President Hamid Karzai expressed his condolences to those affected, and said immediate action was being taken to find survivors.

But large-scale rescue work could be impossible as roads to the area cannot take heavy machinery.

Badakhshan is a remote, mountainous province in northeast Afghanistan bordering Tajikistan, China and Pakistan.

It has been relatively peaceful since the U.S.-led military intervention began in 2001, but has seen increasing Taliban activity in recent years.

Local officials said that the landslides occurred at about midday (0730 GMT) in the Argo district of Badakhshan after days of heavy rain.

Between 350 and 400 houses were destroyed, they said.

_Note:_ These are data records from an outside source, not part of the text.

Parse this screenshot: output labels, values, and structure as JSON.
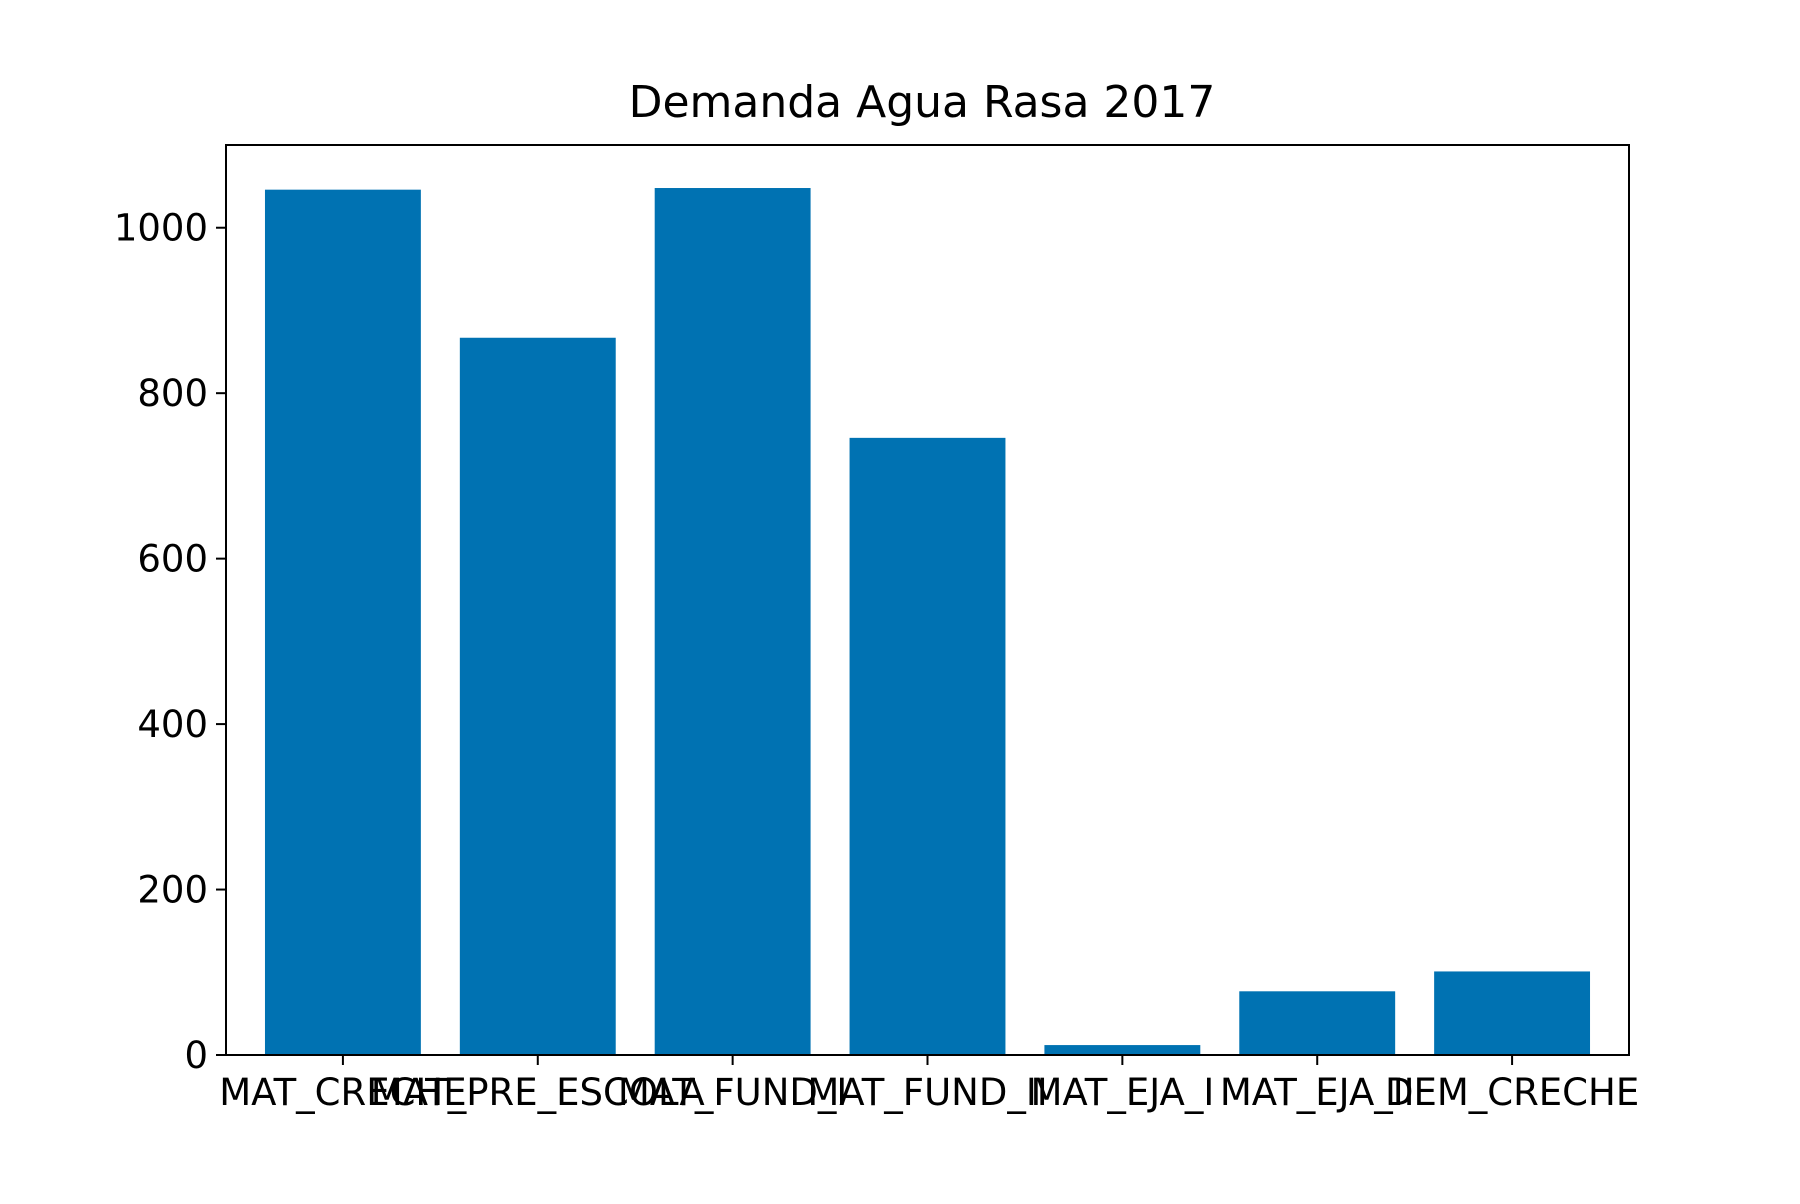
{
  "chart_data": {
    "type": "bar",
    "title": "Demanda Agua Rasa 2017",
    "xlabel": "",
    "ylabel": "",
    "categories": [
      "MAT_CRECHE",
      "MAT_PRE_ESCOLA",
      "MAT_FUND_I",
      "MAT_FUND_II",
      "MAT_EJA_I",
      "MAT_EJA_II",
      "DEM_CRECHE"
    ],
    "values": [
      1046,
      867,
      1048,
      746,
      12,
      77,
      101
    ],
    "ylim": [
      0,
      1100
    ],
    "yticks": [
      0,
      200,
      400,
      600,
      800,
      1000
    ],
    "bar_color": "#0072b2",
    "grid": false,
    "legend": "none"
  }
}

U.S. President Barack Obama described the deaths as "an awful tragedy" and pledged to help the relief effort.

The landslides follow recent severe flooding in other parts of northern Afghanistan, with 150 people dead and 67,000 people affected by floods in Jowzjan, Faryab and Sar-e-Pul provinces.

Flooding and landslides often occur during the spring rainy season in northern Afghanistan, with flimsy mud houses offering little protection against rising water levels and torrents of mud.

In the last major flooding in Afghanistan, 40 people died in August in flash floods in eastern and southeastern provinces and some districts of the capital Kabul.

Afghanistan is in the middle of presidential elections, with former foreign minister Abdullah Abdullah and ex-World Bank economist Ashraf Ghani due to compete in a head-to-head vote on June 7.

Preliminary results from the first round of elections on April 5, in which eight candidates ran, showed no one gained the 50 percent needed for a decisive victory.